En 2005, Fandermole recibió el Diploma al Mérito del Premio Konex en la categoría “Folclore”. En las reuniones previas del jurado hubo alguna discusión respecto al carácter “folclórico” del arte de Fandermole. En verdad, todos estaban de acuerdo en premiarlo, pero no había consenso sobre su pertenencia genérica. En una época en la que las fronteras entre géneros y estilos se han volatizado, el tema parece secundario. Sin embargo, el propio músico no lo cree así. No expresa desaprensión por los géneros musicales; sabe que la pureza de ciertos rasgos es un reservorio recurrente, una cantera rítmica y formal a la que puede echar mano cada vez que una canción en ciernes se lo reclama. En Fander eso resulta evidente: “La luna y Juan” es una chaya; “Chamarrón de proa”, una chamarra; “Aquí está la marcha”, un candombe; la “Rosa Díaz”, una zamba; “Corazón de bombisto” (dedicado a Raúl Carnota), una chacarera; “Cantar del viento”, un huayno. Y hay otros ritmos, más allá de la Argentina: “Yarará” tiene algo de bossa nova; “Hispano” juega con los ternarios de la música peruana; “Alunados” es un ritmo de cinco cuartos y así siguen las extensiones geográficas y culturales.

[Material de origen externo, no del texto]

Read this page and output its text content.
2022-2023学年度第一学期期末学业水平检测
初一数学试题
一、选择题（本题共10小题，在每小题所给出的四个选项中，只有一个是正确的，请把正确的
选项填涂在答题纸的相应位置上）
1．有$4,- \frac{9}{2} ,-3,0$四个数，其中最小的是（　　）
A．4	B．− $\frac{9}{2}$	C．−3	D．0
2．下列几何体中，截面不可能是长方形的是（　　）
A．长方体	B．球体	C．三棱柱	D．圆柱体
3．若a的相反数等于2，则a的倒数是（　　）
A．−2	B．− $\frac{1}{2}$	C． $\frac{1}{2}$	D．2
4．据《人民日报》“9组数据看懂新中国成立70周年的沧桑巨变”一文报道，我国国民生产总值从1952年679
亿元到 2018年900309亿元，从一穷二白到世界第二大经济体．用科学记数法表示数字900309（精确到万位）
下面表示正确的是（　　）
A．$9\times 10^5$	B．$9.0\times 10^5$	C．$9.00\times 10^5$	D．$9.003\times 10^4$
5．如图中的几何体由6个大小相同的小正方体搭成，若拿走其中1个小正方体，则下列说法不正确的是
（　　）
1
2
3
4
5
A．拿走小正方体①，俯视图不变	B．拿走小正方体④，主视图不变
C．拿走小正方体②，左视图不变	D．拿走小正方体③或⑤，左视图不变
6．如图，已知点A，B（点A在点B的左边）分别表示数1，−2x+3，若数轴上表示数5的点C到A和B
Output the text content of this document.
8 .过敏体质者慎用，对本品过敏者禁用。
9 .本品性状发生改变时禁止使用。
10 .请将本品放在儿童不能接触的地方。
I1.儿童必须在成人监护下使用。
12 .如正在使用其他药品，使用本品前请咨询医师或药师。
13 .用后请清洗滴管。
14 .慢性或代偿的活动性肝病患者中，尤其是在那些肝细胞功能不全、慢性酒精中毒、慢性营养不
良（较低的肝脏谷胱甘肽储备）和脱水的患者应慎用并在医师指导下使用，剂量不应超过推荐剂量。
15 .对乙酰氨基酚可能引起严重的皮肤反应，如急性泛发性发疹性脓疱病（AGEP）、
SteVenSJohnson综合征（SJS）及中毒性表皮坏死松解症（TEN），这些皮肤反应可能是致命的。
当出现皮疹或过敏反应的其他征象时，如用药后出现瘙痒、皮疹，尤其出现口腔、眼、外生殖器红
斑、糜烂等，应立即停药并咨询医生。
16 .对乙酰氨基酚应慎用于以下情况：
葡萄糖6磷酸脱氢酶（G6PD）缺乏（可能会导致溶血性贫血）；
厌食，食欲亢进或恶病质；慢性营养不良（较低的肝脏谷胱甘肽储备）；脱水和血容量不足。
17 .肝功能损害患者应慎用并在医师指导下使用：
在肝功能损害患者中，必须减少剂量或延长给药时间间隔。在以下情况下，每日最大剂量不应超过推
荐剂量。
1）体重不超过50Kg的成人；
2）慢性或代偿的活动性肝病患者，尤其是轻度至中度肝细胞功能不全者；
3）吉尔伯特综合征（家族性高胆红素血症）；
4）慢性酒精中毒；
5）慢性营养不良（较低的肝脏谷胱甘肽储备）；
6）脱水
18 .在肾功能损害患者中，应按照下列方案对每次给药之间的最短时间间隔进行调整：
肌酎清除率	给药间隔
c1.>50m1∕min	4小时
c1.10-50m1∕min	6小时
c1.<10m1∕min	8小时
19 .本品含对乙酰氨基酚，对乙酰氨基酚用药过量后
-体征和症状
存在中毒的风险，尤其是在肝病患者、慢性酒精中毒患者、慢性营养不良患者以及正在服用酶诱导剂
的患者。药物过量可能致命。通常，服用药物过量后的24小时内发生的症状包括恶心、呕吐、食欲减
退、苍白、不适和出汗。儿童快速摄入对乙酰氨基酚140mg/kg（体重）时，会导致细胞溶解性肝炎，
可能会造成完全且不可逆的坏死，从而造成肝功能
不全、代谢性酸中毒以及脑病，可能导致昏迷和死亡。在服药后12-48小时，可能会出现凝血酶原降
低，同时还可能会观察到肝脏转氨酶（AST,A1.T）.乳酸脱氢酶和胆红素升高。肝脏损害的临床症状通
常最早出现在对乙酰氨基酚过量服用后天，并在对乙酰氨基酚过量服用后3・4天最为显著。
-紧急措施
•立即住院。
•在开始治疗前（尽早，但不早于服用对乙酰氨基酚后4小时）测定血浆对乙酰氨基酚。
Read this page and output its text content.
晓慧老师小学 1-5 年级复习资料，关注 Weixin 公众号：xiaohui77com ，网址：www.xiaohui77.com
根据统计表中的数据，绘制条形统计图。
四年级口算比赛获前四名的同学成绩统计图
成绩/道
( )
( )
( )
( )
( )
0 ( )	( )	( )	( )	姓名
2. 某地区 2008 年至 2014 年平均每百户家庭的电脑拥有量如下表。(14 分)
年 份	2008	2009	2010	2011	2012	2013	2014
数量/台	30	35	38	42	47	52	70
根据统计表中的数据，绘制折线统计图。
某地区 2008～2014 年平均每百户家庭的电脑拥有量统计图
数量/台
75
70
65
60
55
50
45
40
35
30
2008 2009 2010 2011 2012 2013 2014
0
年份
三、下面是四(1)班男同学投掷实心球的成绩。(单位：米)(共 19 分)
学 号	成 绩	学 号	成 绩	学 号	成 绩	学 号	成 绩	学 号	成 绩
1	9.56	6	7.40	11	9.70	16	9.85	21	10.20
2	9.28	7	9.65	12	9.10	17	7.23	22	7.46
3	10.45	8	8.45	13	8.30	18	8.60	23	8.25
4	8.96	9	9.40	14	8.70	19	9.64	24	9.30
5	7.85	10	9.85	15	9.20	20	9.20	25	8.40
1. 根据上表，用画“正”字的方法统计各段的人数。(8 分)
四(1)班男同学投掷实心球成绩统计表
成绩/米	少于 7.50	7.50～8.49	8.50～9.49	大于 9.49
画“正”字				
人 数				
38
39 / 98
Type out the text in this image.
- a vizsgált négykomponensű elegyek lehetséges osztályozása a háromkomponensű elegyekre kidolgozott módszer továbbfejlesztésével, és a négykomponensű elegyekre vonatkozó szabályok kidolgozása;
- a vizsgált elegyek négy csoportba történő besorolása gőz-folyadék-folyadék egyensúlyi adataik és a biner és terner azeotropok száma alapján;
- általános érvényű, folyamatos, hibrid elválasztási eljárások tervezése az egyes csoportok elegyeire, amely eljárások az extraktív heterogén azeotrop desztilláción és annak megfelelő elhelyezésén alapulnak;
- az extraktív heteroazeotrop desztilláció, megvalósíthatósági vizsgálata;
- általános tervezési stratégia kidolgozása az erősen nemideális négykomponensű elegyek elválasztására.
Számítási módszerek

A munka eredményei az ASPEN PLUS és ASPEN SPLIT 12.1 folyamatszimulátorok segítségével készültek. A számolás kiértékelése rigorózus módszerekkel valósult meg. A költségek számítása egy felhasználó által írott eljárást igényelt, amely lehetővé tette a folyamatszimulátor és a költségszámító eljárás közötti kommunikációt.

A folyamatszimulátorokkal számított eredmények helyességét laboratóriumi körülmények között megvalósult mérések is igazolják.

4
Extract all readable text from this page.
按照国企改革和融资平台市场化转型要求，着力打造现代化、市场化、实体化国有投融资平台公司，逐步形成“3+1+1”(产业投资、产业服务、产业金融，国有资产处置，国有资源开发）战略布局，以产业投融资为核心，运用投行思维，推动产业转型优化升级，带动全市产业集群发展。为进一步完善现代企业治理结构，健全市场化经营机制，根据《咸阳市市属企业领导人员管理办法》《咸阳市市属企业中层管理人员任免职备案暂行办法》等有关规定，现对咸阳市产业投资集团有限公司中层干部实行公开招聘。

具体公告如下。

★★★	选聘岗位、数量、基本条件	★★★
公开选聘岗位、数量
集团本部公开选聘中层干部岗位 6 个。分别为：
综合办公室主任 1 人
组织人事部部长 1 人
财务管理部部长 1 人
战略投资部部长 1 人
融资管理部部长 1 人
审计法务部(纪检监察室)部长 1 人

“Rosario tiene, paradójicamente, la identidad de lo diverso”, sentencia Jorge. “Por eso evoluciona el jazz, el pop y la canción urbana. Por supuesto, tiene mucho tango, incluso un antiguo barrio rojo de peringundines. Pero no tiene una mitología tan pesada como Buenos Aires. En mi caso, si bien apelo a formas fuertes como el chamamé, la zamba y la chacarera, soy producto de esa diversidad. Y prefiero mantener esa diversidad a sabiendas de que al momento de las clasificaciones – todos las hacemos, constantemente – corro el riesgo de no entrar en ningún lugar. Es fascinante ver cómo, a partir de formas crudas de lo folclórico, como por ejemplo el chamamé, pueden ir apareciendo otras cosas, como lo que hace Coqui Ortiz en el Chaco.” 

A la hora de pensar en su familia artística, Fandermole no deja de mencionar a Chacho Muller, un compositor de culto en Rosario, y a Víctor Heredia, con el que colaboró en Taki Ongoy. Y a varios más, de Aníbal Sampayo a Carlos Pino, de Ramón Ayala a Miguel “Zurdo” Martínez. Se trata de una familia ensamblada, de filiaciones diversas. Sin embargo, ninguno de estos nombres, algunos ilustrísimos, alcanza para explicar la procedencia artística del compositor de la Trova Rosarina menos conectado con el rock. Mientras en Fito Páez la apelación a la rítmica criolla – en la extraordinaria “Yo vengo a ofrecer mi corazón”, por ejemplo – resulta episódica, en Fandermole se observa una preocupación más porfiada por desentrañar los secretos de eso que seguimos llamando “folclore”. Pero las cosas no son tan sencillas como parecen. Y nunca están quietas, menos en el río que lleva y trae. Como canta Jorge en “Chamarrón de Proa”: “La chamarra que nunca respeta las fronteras –don Aníbal, ¿no es así? -/ hoy pide permiso para regresar a tierra/ guaraní,/ y pretende por temperamento y lejanía,/ porque es una estirpe de ultramar,/ la amarren a proa y empapada de alegría/ le dejen el río navegar.”